La ragazza riprese coscienza nel giro di qualche giorno, la luce era troppo forte. La tennero sedata.
E quando lei implorò per avere notizie del ragazzo, la madre tentennò ma alla fine le disse, Tesoro mio. È morto.
La ragazza ci avrebbe provato ancora, se le porta non fosse stata chiusa e le finestre infrangibili.

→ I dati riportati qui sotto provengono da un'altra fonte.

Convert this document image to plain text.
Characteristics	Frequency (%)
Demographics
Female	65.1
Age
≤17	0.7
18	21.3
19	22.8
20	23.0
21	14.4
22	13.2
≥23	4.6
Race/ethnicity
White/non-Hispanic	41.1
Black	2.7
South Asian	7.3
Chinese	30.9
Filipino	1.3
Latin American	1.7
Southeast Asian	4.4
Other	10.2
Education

Lentamente, ritornò in sé. Prese un aereo che la portò a casa, andò all'università, subentrò nell'impresa di cosmetici della madre, divenne ricca. Visse con un uomo dai capelli biondi ma non lo sposò. Ebbero dei bambini.
E nelle distorte estati dorate del nord — tra i frutti di bosco e i cani, le barche e il vino — lei osservava i figli giocare e intanto frugava a tastoni dentro di sé in cerca della felicità. Ma la rovente fiammella che un tempo ardeva in lei si era spenta. Tra lei e il mondo, si rese conto un giorno, avrebbe sempre aleggiato un'oscurità, il fumo di un fuoco estinto.